Rather than insulate ourselves with the false notion that it could never happen to me, we must learn to live with the uncertainties, the allures, the attractions, the fantasies – both our own and our partners’. Couples who feel free to talk honestly about their desires, even when they are not directed at each other, paradoxically become closer….

We also learn from affairs that for most, the forbidden will always hold an allure. The ongoing challenge for steady couples is to find ways to collaborate in transgression, rather than transgressing against each other or their bond….

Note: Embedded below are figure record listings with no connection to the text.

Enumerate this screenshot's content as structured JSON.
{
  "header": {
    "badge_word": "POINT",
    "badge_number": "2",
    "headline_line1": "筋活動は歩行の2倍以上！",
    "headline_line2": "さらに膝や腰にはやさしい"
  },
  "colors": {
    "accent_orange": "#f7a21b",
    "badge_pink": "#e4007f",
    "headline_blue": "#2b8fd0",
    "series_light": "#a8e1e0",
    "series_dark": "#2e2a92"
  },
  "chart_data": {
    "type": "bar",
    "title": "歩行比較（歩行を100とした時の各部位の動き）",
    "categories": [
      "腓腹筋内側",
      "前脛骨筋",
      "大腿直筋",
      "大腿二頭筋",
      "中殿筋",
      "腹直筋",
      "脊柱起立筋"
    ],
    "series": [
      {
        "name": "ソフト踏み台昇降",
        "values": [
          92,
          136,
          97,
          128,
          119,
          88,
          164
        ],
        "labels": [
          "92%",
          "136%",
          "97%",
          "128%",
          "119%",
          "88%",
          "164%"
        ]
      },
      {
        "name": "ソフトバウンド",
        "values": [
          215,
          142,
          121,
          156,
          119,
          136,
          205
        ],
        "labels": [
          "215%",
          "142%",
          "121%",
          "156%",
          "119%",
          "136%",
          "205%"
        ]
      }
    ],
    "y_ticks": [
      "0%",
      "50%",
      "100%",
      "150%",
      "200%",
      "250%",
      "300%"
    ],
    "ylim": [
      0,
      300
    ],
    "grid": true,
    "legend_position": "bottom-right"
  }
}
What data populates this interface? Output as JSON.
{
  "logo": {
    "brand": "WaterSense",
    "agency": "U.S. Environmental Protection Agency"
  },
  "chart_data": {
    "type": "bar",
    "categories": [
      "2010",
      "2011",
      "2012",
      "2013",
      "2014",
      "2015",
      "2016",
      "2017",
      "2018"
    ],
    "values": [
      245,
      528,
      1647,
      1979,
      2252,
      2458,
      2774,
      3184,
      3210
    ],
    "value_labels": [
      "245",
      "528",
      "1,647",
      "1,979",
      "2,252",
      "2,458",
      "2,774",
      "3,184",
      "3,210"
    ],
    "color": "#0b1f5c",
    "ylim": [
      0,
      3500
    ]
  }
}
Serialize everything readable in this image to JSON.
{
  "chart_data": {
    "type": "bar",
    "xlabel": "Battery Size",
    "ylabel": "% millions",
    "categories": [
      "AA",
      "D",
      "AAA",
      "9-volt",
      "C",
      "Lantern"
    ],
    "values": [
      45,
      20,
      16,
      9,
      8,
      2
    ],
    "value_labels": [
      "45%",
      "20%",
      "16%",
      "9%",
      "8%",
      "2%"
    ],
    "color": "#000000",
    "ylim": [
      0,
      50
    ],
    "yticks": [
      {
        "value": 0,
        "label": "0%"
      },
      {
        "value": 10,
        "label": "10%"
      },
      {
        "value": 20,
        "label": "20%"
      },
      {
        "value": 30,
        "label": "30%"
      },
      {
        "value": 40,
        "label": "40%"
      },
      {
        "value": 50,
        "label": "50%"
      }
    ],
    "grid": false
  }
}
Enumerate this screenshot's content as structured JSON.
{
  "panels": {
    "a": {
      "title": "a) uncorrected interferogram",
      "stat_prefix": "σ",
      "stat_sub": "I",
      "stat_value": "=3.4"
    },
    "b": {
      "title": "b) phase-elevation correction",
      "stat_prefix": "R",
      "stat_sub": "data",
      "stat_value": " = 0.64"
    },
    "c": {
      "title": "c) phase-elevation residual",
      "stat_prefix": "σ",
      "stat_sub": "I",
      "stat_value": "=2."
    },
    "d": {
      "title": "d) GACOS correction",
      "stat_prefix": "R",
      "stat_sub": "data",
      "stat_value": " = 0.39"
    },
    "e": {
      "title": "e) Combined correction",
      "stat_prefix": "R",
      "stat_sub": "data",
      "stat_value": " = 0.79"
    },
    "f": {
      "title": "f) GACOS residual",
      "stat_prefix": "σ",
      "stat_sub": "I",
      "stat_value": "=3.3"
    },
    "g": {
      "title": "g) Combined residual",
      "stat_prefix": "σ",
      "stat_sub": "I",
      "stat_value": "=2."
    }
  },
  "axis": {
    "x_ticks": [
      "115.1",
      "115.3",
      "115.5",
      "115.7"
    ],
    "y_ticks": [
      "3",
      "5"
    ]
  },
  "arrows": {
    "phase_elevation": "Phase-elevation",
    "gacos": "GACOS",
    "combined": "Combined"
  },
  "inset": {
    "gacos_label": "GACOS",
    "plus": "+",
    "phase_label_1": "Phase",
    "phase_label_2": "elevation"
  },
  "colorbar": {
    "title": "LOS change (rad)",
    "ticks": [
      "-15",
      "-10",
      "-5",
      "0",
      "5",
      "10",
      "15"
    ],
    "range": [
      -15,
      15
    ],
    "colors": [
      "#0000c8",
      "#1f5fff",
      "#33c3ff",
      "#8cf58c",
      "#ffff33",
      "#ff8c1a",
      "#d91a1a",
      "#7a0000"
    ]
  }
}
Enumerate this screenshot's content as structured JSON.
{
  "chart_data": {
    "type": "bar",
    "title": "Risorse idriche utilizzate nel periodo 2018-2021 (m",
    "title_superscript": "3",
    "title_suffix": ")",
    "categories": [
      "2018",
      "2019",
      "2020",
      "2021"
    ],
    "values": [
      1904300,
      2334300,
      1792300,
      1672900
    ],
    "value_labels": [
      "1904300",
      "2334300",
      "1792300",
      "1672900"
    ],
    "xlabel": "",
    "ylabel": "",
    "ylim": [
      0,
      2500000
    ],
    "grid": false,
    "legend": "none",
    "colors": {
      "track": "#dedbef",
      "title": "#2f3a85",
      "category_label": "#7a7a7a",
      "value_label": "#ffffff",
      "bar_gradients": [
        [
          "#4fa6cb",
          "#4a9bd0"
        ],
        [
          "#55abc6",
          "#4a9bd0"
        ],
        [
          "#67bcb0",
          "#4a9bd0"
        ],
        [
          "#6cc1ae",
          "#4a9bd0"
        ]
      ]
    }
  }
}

For Viola and Ross, it meant creating secret email accounts through which they could conduct private, X-rated conversations during meetings, playdates, and parent-teacher conferences. For Allan and Joy, it was occasionally leaving the kids with her mom and going out with no curfew. Dancing all night with a sense of unboundedness is the opposite of the regimentation of family life. Bianca and Mags can’t afford to go out, but they want to affirm that they’re not just parents. So once a week they put the babies to bed, light candles, dress up, and have a date at home. They call it “meeting at the bar.”…

Our partners do not belong to us; they are only on loan, with an option to renew – or not. Knowing that we can lose them does not have to undermine commitment; rather, it mandates an active engagement that long-term couples often lose. The realization that our loved ones are forever elusive should jolt us out of complacency, in the most positive sense.

On reflection, I was one of those people who thought that an affair could never happen in my marriage – and I was completely wrong. It’s tempting when I think about starting a new relationship to try to go into it with lots of “safeguards” in place. I think that’s something of what I gained from reading this book – a deeper understanding that people are people. I can’t make someone I love behave a certain way. But a deeper understanding of marriage and what people want out of it and what an affair does to that – is not a bad thing to have, not a bad thing to process.

In the end, this book is fascinating reading about people and relationships.